Now we know for sure "there's no way it went
north," said Inmarsat Senior Vice President Chris McLaughlin.
Malaysian Prime Minister Najib Razak said Monday that the
plane was last tracked over the middle of the Indian Ocean, west of Perth,
Australia. Malaysian Airlines has informed passengers' relatives that "all
lives are lost," a relative told CNN.
The mathematics-based process used by Inmarsat and the UK's
Air Accidents Investigation Branch (AAIB) to reveal the definitive path was
described by McLaughlin as "groundbreaking."
What does expansion or compression mean? You may have heard
about something called the Doppler effect.
"If you sit at a train station and you listen to the
train whistle -- the pitch of the whistle changes as it moves past.
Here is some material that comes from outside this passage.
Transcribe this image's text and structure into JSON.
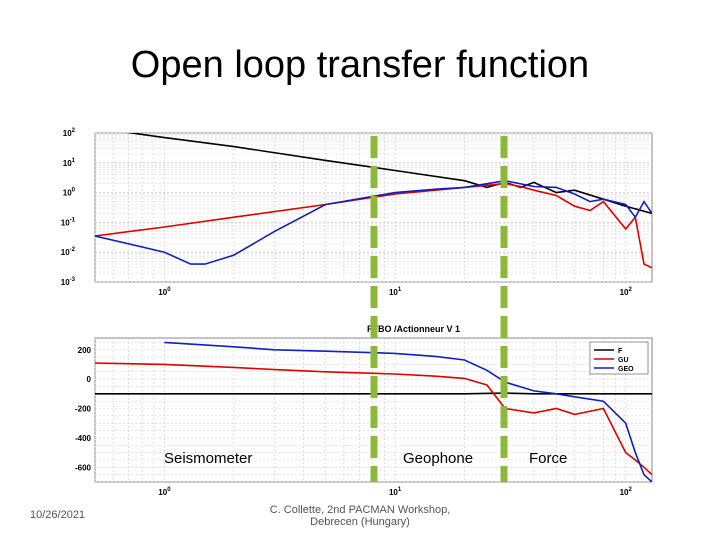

That's
exactly what we have," explained CNN Meteorologist Chad Myers, who
has studied Doppler technology.
"It's the Doppler effect that they're
using on this ping or handshake back from the airplane. They know by
nanoseconds whether that signal was compressed a little -- or expanded -- by
whether the plane was moving closer or away from 64.5 degrees -- which is the
latitude of the orbiting satellite."
Each ping was analyzed for its direction of travel, Myers
said. The new calculations, McLaughlin said, underwent a peer review process
with space agency experts and contributions by Boeing.
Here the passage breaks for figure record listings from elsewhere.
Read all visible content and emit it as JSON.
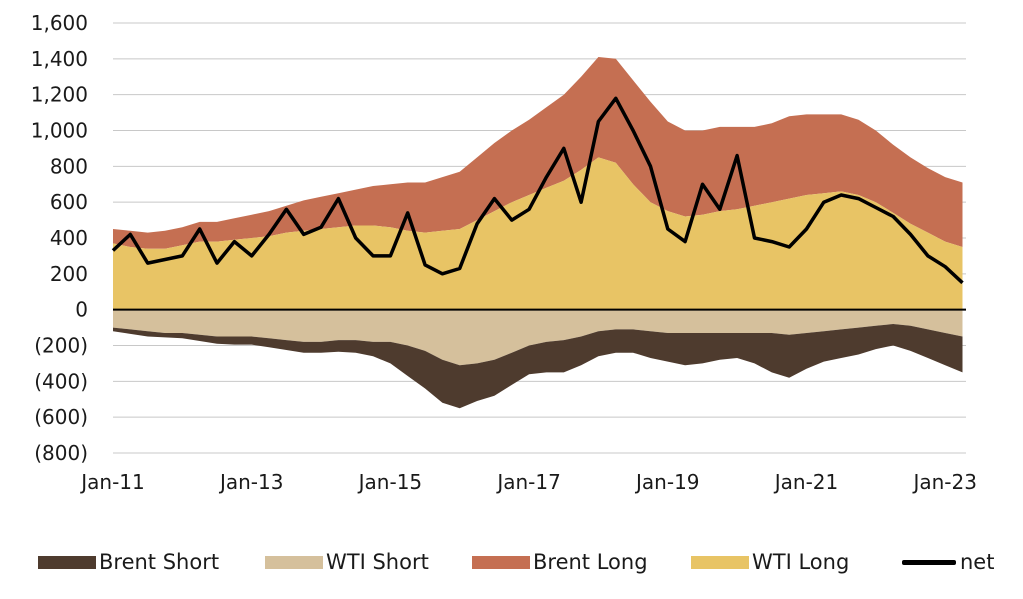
{
  "chart_data": {
    "type": "area",
    "title": "",
    "xlabel": "",
    "ylabel": "",
    "ylim": [
      -800,
      1600
    ],
    "xlim": [
      2011.0,
      2023.3
    ],
    "y_ticks": [
      1600,
      1400,
      1200,
      1000,
      800,
      600,
      400,
      200,
      0,
      -200,
      -400,
      -600,
      -800
    ],
    "y_tick_labels": [
      "1,600",
      "1,400",
      "1,200",
      "1,000",
      "800",
      "600",
      "400",
      "200",
      "0",
      "(200)",
      "(400)",
      "(600)",
      "(800)"
    ],
    "x_ticks": [
      2011,
      2013,
      2015,
      2017,
      2019,
      2021,
      2023
    ],
    "x_tick_labels": [
      "Jan-11",
      "Jan-13",
      "Jan-15",
      "Jan-17",
      "Jan-19",
      "Jan-21",
      "Jan-23"
    ],
    "grid": "horizontal",
    "legend_position": "bottom",
    "x": [
      2011.0,
      2011.25,
      2011.5,
      2011.75,
      2012.0,
      2012.25,
      2012.5,
      2012.75,
      2013.0,
      2013.25,
      2013.5,
      2013.75,
      2014.0,
      2014.25,
      2014.5,
      2014.75,
      2015.0,
      2015.25,
      2015.5,
      2015.75,
      2016.0,
      2016.25,
      2016.5,
      2016.75,
      2017.0,
      2017.25,
      2017.5,
      2017.75,
      2018.0,
      2018.25,
      2018.5,
      2018.75,
      2019.0,
      2019.25,
      2019.5,
      2019.75,
      2020.0,
      2020.25,
      2020.5,
      2020.75,
      2021.0,
      2021.25,
      2021.5,
      2021.75,
      2022.0,
      2022.25,
      2022.5,
      2022.75,
      2023.0,
      2023.25
    ],
    "series": [
      {
        "name": "Brent Short",
        "color": "#4e3b2e",
        "kind": "area-negative",
        "values": [
          -20,
          -25,
          -30,
          -25,
          -30,
          -35,
          -40,
          -45,
          -45,
          -50,
          -55,
          -60,
          -60,
          -65,
          -70,
          -80,
          -120,
          -170,
          -210,
          -240,
          -240,
          -210,
          -200,
          -180,
          -160,
          -170,
          -180,
          -160,
          -140,
          -130,
          -130,
          -150,
          -160,
          -180,
          -170,
          -150,
          -140,
          -170,
          -220,
          -240,
          -200,
          -170,
          -160,
          -150,
          -130,
          -120,
          -140,
          -160,
          -180,
          -200
        ]
      },
      {
        "name": "WTI Short",
        "color": "#d5c09c",
        "kind": "area-negative",
        "values": [
          -100,
          -110,
          -120,
          -130,
          -130,
          -140,
          -150,
          -150,
          -150,
          -160,
          -170,
          -180,
          -180,
          -170,
          -170,
          -180,
          -180,
          -200,
          -230,
          -280,
          -310,
          -300,
          -280,
          -240,
          -200,
          -180,
          -170,
          -150,
          -120,
          -110,
          -110,
          -120,
          -130,
          -130,
          -130,
          -130,
          -130,
          -130,
          -130,
          -140,
          -130,
          -120,
          -110,
          -100,
          -90,
          -80,
          -90,
          -110,
          -130,
          -150
        ]
      },
      {
        "name": "Brent Long",
        "color": "#c56f52",
        "kind": "area-positive",
        "values": [
          80,
          90,
          90,
          100,
          100,
          110,
          110,
          120,
          130,
          140,
          150,
          170,
          180,
          190,
          200,
          220,
          240,
          270,
          280,
          300,
          320,
          350,
          380,
          400,
          420,
          450,
          480,
          520,
          560,
          580,
          580,
          560,
          500,
          480,
          470,
          470,
          460,
          440,
          440,
          460,
          450,
          440,
          430,
          420,
          400,
          380,
          370,
          360,
          360,
          360
        ]
      },
      {
        "name": "WTI Long",
        "color": "#e8c465",
        "kind": "area-positive",
        "values": [
          370,
          350,
          340,
          340,
          360,
          380,
          380,
          390,
          400,
          410,
          430,
          440,
          450,
          460,
          470,
          470,
          460,
          440,
          430,
          440,
          450,
          500,
          550,
          600,
          640,
          680,
          720,
          780,
          850,
          820,
          700,
          600,
          550,
          520,
          530,
          550,
          560,
          580,
          600,
          620,
          640,
          650,
          660,
          640,
          600,
          540,
          480,
          430,
          380,
          350
        ]
      },
      {
        "name": "net",
        "color": "#000000",
        "kind": "line",
        "values": [
          330,
          420,
          260,
          280,
          300,
          450,
          260,
          380,
          300,
          420,
          560,
          420,
          460,
          620,
          400,
          300,
          300,
          540,
          250,
          200,
          230,
          480,
          620,
          500,
          560,
          740,
          900,
          600,
          1050,
          1180,
          1000,
          800,
          450,
          380,
          700,
          560,
          860,
          400,
          380,
          350,
          450,
          600,
          640,
          620,
          570,
          520,
          420,
          300,
          240,
          150
        ]
      }
    ]
  },
  "legend": {
    "items": [
      "Brent Short",
      "WTI Short",
      "Brent Long",
      "WTI Long",
      "net"
    ]
  }
}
It's possible to use this analysis to determine more
specifically the area where the plane went down, Myers said. "Using
trigonometry, engineers are capable of finding angles of flight."
No surprise
Experts said they weren't surprised by the news that the
flight traveled along the southern track -- one of two possible paths revealed
by satellite data last week. The possible northern track toward Pakistan would
have been heavily monitored by radar. Pakistan had said it found no evidence of
Flight 370 on its radar systems.
"It was very difficult to believe that no watch
captain" along the possible northern path "would've seen a burning or
distressed aircraft in the sky during the course of their watch," said
McLaughlin.
Is the more pinpointed flight path now focused enough to
increase the chances of finding wreckage from the plane?
If the flight definitely ended far from land, does that
support the theory that the plane was not hijacked? It's just one question of
many that investigators likely will be pondering in the coming days.
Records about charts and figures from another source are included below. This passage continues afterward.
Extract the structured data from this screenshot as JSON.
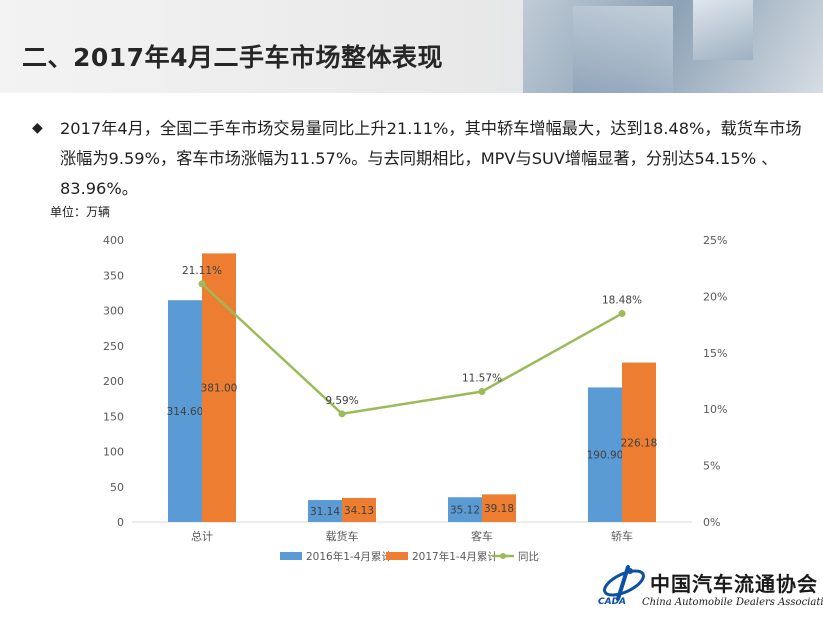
{
  "header": {
    "title": "二、2017年4月二手车市场整体表现"
  },
  "bullet": {
    "mark": "◆",
    "text": "2017年4月，全国二手车市场交易量同比上升21.11%，其中轿车增幅最大，达到18.48%，载货车市场涨幅为9.59%，客车市场涨幅为11.57%。与去同期相比，MPV与SUV增幅显著，分别达54.15% 、83.96%。"
  },
  "unit_label": "单位：万辆",
  "logo": {
    "abbr": "CADA",
    "name_cn": "中国汽车流通协会",
    "name_en": "China Automobile Dealers Association"
  },
  "chart_data": {
    "type": "bar",
    "categories": [
      "总计",
      "载货车",
      "客车",
      "轿车"
    ],
    "series": [
      {
        "name": "2016年1-4月累计",
        "type": "bar",
        "axis": "left",
        "color": "#5b9bd5",
        "values": [
          314.6,
          31.14,
          35.12,
          190.9
        ],
        "labels": [
          "314.60",
          "31.14",
          "35.12",
          "190.90"
        ]
      },
      {
        "name": "2017年1-4月累计",
        "type": "bar",
        "axis": "left",
        "color": "#ed7d31",
        "values": [
          381.0,
          34.13,
          39.18,
          226.18
        ],
        "labels": [
          "381.00",
          "34.13",
          "39.18",
          "226.18"
        ]
      },
      {
        "name": "同比",
        "type": "line",
        "axis": "right",
        "color": "#9bbb59",
        "values": [
          21.11,
          9.59,
          11.57,
          18.48
        ],
        "labels": [
          "21.11%",
          "9.59%",
          "11.57%",
          "18.48%"
        ]
      }
    ],
    "left_axis": {
      "min": 0,
      "max": 400,
      "ticks": [
        "0",
        "50",
        "100",
        "150",
        "200",
        "250",
        "300",
        "350",
        "400"
      ]
    },
    "right_axis": {
      "min": 0,
      "max": 25,
      "ticks": [
        "0%",
        "5%",
        "10%",
        "15%",
        "20%",
        "25%"
      ]
    },
    "legend_position": "bottom",
    "grid": false
  }
}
Hours before the Prime Minister's announcement, Australian
officials said they had spotted two objects in the southern Indian Ocean that
could be related to the flight, which has been missing since March 8.
One object is "a gray or green circular object,"
and the other is "an orange rectangular object," the Australian
Maritime Safety Authority said.
"This is obviously a major tragedy," McLaughlin
said. "The only thing you can hope is that from this, just as the Titanic
resulted in (new safety legislation), that from this, there will be a mandate
that all aircraft should be constantly tracked."